Claude Villeneuve a démontré, avec ses collègues, le potentiel considérable de la forêt boréale pour le piégeage-stockage du carbone. « Mais à condition qu’elle soit en place pour longtemps, insiste-t-il. Planter des arbres ne doit pas nuire à d’autres activités humaines, comme l’agriculture. Ni mettre en péril la biodiversité du milieu. »

Une personne désireuse de réduire son empreinte écologique sur l’environnement peut compenser ses émissions personnelles de gaz à effet de serre grâce au programme Carbone boréal, de l’équipe de Claude Villeneuve. Une contribution de 28 dollars lui permet de « racheter » une tonne de CO2 et de contribuer à financer la plantation d’une forêt de recherche en milieu boréal (le site Web permet de calculer ses émissions annuelles).
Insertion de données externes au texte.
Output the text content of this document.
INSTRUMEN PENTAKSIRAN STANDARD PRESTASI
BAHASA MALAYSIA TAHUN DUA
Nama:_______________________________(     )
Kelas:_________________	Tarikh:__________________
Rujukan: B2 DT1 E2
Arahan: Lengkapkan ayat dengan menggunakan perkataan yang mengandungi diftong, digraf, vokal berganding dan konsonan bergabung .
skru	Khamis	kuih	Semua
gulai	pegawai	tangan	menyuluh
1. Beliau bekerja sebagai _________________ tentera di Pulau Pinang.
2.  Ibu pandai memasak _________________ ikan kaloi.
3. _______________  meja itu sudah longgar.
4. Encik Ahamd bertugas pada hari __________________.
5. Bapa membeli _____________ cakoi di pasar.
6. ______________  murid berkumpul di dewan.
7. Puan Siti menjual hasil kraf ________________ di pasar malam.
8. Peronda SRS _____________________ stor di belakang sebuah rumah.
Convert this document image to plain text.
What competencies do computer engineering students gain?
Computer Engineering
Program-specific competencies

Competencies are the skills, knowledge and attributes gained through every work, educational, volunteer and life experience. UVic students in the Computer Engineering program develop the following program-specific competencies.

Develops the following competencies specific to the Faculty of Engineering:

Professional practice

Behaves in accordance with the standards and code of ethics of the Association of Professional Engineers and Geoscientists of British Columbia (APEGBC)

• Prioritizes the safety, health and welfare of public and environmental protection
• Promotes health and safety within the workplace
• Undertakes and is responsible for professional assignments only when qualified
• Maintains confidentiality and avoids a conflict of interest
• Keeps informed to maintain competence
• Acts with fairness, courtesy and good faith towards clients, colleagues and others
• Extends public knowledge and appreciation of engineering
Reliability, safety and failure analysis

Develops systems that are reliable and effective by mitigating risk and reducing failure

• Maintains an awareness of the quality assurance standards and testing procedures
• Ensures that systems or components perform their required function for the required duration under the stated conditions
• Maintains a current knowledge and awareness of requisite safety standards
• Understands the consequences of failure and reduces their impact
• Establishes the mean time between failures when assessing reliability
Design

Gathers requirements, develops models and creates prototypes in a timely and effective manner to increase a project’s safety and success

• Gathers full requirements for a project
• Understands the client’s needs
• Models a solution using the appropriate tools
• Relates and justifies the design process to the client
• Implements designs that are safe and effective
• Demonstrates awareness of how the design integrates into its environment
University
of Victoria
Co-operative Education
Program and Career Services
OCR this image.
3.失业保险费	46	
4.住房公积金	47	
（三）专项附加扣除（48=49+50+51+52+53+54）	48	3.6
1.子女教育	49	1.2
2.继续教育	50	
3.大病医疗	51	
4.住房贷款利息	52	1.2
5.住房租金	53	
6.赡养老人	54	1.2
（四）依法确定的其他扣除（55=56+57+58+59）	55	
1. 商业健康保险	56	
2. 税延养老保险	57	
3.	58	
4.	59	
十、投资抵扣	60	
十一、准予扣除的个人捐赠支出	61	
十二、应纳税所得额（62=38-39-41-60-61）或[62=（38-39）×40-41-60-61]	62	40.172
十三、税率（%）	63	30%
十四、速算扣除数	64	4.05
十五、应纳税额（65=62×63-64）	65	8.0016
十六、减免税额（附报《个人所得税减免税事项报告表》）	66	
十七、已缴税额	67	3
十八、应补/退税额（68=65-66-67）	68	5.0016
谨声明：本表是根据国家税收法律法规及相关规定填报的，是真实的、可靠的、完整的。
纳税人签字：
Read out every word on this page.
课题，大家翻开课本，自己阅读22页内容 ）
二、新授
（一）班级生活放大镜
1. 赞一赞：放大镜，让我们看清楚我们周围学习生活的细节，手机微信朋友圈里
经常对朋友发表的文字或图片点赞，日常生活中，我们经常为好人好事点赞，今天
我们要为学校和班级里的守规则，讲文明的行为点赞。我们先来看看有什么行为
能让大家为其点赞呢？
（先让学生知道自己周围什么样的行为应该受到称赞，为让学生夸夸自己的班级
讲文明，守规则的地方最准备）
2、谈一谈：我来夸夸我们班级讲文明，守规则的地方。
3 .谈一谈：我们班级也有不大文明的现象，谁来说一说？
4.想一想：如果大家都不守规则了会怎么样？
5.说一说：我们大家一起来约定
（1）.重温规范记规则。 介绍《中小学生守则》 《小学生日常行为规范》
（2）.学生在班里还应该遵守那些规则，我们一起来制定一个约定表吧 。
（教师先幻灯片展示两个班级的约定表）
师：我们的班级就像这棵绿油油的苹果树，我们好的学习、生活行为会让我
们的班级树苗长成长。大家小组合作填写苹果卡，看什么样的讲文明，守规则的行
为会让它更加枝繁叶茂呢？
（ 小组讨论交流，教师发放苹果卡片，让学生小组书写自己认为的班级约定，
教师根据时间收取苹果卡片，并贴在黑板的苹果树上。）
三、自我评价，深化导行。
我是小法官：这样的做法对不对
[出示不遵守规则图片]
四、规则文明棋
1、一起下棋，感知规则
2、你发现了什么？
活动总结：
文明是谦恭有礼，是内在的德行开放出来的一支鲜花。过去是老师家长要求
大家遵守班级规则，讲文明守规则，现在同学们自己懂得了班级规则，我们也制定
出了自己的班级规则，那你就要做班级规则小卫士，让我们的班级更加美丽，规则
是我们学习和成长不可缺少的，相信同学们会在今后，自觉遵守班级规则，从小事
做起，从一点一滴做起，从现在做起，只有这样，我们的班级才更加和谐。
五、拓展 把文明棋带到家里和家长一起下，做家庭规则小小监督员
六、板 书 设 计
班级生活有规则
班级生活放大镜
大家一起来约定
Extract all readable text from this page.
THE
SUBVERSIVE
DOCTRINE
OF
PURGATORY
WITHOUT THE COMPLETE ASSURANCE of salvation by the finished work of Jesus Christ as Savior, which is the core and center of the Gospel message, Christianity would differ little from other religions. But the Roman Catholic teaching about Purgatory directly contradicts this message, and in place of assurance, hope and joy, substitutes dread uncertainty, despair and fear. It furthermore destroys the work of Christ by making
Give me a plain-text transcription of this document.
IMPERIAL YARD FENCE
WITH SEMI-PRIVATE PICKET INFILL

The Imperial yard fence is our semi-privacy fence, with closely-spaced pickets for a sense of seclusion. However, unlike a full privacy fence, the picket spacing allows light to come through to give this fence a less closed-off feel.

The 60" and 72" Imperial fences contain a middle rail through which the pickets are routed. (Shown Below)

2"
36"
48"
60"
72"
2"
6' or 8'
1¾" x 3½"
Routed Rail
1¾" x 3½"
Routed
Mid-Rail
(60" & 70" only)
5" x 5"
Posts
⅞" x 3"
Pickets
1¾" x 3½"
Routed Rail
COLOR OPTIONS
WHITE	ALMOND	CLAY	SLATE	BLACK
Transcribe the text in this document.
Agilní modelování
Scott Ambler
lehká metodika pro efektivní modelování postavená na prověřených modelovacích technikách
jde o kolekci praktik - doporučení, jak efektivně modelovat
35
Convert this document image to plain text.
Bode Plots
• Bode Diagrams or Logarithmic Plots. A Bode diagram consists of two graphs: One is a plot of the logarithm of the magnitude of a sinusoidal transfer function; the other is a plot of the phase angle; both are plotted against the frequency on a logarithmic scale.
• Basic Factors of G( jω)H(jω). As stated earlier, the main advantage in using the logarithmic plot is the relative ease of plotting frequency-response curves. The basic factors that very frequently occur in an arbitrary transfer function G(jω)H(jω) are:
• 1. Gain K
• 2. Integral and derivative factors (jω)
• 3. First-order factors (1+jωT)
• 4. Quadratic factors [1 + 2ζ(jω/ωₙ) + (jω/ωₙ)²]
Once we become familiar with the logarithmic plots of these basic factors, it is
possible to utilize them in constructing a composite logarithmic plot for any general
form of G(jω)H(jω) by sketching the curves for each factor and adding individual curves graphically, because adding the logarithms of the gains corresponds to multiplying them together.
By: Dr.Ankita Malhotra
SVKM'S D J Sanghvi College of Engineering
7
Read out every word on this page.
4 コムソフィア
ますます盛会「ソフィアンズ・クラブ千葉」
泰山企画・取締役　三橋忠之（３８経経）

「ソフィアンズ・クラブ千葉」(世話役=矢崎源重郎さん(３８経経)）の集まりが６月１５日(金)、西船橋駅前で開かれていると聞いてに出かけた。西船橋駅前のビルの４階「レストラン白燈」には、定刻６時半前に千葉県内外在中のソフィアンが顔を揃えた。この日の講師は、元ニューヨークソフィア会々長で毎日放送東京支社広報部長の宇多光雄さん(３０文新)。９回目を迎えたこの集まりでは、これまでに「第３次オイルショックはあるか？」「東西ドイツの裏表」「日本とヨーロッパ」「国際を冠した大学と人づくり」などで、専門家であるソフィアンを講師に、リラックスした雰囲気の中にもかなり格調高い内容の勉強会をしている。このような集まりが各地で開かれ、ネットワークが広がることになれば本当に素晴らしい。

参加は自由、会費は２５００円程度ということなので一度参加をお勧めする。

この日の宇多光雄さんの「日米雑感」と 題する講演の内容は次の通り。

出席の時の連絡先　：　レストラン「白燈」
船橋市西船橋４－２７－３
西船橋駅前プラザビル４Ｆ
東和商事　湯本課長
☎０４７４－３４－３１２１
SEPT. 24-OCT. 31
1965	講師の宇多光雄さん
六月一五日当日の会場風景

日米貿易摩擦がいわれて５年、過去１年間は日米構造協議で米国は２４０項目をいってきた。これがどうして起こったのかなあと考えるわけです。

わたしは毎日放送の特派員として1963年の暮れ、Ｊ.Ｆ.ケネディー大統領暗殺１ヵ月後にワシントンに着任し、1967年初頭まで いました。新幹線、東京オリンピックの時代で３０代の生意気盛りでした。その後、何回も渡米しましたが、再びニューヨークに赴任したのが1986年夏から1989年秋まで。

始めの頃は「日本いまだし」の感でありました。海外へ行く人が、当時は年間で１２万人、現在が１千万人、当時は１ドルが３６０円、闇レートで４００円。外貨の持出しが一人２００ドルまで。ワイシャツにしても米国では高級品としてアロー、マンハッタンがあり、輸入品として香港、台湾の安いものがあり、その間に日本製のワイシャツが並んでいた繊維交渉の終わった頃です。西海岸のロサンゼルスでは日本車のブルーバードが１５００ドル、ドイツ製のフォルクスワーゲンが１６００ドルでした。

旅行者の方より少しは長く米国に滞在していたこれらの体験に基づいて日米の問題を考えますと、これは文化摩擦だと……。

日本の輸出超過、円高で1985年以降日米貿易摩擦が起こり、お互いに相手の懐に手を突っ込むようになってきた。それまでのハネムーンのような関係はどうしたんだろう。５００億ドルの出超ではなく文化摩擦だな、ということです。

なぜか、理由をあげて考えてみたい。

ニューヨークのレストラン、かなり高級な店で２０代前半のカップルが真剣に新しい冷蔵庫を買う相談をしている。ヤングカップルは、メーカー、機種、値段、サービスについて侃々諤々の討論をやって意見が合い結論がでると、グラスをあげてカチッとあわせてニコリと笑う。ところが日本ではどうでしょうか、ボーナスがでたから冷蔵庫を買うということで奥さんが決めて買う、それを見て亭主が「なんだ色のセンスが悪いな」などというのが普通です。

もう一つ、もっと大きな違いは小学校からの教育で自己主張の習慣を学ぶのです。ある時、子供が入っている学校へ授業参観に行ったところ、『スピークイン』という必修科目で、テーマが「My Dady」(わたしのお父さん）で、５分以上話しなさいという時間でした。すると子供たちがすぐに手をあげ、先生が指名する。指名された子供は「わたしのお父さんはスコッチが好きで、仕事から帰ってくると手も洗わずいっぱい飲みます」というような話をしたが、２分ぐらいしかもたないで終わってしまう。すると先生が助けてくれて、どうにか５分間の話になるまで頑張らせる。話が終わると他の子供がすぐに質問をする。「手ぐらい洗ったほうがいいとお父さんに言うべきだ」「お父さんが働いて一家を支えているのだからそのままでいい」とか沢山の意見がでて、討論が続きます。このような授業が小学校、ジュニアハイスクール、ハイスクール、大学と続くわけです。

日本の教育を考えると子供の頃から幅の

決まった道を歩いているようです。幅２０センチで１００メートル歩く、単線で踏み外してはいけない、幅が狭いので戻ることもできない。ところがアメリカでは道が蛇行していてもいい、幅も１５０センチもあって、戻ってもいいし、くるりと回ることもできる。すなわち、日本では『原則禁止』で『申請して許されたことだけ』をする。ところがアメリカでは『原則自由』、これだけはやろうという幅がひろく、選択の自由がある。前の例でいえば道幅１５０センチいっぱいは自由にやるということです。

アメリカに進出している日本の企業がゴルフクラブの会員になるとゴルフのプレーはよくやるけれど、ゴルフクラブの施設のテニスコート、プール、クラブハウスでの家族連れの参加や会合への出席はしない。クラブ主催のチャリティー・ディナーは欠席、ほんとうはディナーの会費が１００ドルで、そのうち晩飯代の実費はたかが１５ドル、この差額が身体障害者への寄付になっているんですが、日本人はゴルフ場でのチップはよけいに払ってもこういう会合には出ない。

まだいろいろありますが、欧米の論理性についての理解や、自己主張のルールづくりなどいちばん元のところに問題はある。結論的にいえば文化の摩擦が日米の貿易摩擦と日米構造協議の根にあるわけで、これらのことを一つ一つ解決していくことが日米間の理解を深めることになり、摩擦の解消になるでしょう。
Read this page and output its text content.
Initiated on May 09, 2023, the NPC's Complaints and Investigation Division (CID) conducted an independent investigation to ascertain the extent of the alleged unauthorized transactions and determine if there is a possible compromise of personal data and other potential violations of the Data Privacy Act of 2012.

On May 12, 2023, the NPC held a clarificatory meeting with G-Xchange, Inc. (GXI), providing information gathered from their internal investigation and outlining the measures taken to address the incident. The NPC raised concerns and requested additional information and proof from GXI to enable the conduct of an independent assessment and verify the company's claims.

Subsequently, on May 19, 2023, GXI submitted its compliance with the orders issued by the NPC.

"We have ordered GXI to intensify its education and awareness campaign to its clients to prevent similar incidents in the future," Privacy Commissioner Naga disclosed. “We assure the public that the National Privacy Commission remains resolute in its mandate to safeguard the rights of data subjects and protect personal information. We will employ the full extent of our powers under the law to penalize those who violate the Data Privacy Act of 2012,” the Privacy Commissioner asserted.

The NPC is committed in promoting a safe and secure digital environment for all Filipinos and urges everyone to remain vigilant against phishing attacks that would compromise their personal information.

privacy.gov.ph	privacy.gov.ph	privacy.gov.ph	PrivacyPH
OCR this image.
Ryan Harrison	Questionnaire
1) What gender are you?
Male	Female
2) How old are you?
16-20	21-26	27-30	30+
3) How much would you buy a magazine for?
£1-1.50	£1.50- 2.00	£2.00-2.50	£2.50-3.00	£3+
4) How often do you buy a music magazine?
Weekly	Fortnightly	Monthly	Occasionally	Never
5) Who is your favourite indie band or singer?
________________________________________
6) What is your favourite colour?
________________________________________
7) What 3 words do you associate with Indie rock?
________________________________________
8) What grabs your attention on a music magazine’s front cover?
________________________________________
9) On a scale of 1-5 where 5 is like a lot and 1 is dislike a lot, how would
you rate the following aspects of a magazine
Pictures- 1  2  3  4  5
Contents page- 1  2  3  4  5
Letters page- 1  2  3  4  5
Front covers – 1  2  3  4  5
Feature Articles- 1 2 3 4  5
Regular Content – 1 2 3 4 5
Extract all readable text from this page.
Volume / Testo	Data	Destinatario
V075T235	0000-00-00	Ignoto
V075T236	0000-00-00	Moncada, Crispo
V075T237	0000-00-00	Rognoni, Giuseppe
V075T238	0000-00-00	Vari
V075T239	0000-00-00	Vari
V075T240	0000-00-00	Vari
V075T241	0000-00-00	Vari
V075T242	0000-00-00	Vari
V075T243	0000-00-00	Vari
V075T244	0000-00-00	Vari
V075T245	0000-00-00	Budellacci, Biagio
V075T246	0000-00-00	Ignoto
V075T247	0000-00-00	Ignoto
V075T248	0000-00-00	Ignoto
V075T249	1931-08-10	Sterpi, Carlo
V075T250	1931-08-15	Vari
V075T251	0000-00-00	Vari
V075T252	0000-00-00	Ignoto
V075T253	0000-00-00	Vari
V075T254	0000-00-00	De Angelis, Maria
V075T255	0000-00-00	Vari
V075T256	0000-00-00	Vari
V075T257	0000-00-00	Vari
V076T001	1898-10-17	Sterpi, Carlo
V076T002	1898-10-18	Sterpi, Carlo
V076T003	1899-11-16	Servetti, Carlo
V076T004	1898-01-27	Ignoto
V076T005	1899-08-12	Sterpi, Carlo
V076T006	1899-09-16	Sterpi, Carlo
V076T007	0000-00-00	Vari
Et on lui garantit que ses arbres seront à l’abri de toute exploitation forestière pendant les décennies qu’ils mettront à croître – une forêt mature retient le carbone qu’elle a stocké dans ses arbres, mais elle ne piège presque plus celui qui se trouve dans l’atmosphère.

« Actuellement, les forêts captent environ 25 % du carbone émis par les humains, dit Claude Villeneuve. Des efforts modestes permettraient qu’elles en retiennent 15 % de plus. »

7. CONSTRUIRE EN BOIS

C’est beau, c’est durable. Et les architectes commencent à redécouvrir ce matériau qui stocke le carbone pour longtemps. Ils l’utilisent pour les résidences. Pour les immeubles commerciaux, comme ce bar de Montréal, L’Barouf, récemment reconstruit en bois après avoir été détruit par le feu. Ou pour des bâtiments de plus grande envergure, par exemple le nouvel aréna de l’Université du Québec à Chicoutimi, construit avec des poutres de bois lamellé fabriquées à Chibougamau. « Nous sommes en train de procéder à l’analyse du cycle de vie de ce produit, dit Claude Villeneuve. Pour le stockage du CO2, c’est incroyablement rentable. »

8. ADOPTER UN NOUVEAU PROTOCOLE

Il faut un autre protocole, une suite à Kyoto, qui arrive à terme en 2012. « Avec des cibles de réduction d’émissions contraignantes et très ambitieuses », insiste Claude Villeneuve.

Bien sûr, le protocole de Kyoto est imparfait. Il a été désespérément long à mettre en œuvre. Et conçu sans qu’il ait la force voulue pour empêcher les humains d’émettre chaque jour plus de CO2. Mais il existe. C’est même l’une des plus grandes ententes internationales jamais élaborées pour faire face à un problème planétaire.

L’une des plus complexes aussi. Pour parvenir à ce genre d’accord, on doit négocier des questions difficiles avec près de 200 pays. Des riches et des pauvres, des grands et des petits, des très développés (entre autres grâce au CO2 qu’ils ont émis depuis deux siècles) et des peu ou pas du tout développés. Qui ont des opinions publiques différentes, des volontés politiques souvent aussi faibles que les contraintes économiques sont fortes et les intérêts divergents.

Et s’il faut une suite à Kyoto, c’est parce que seul un accord dûment négocié, avec tous les mécanismes d’adaptation et de transition imaginables, peut permettre à la communauté internationale de se donner des règles du jeu claires pour faire cesser l’escalade du CO2. Même un Steven Guilbeault, qui a participé aux négociations sur le climat depuis 1994, se montre optimiste. « Nous sommes en train de changer l’infrastructure de production et de consommation d’énergie de la planète. Les États-Unis d’Obama veulent embarquer. L’Australie, qui était contre Kyoto, a pris un virage à 180 degrés et a ratifié le protocole. La Chine, l’Inde, l’Afrique du Sud embarquent elles aussi. »

Bien sûr, un pays comme le Canada traîne encore la patte. Mais un mouvement mondial est lancé.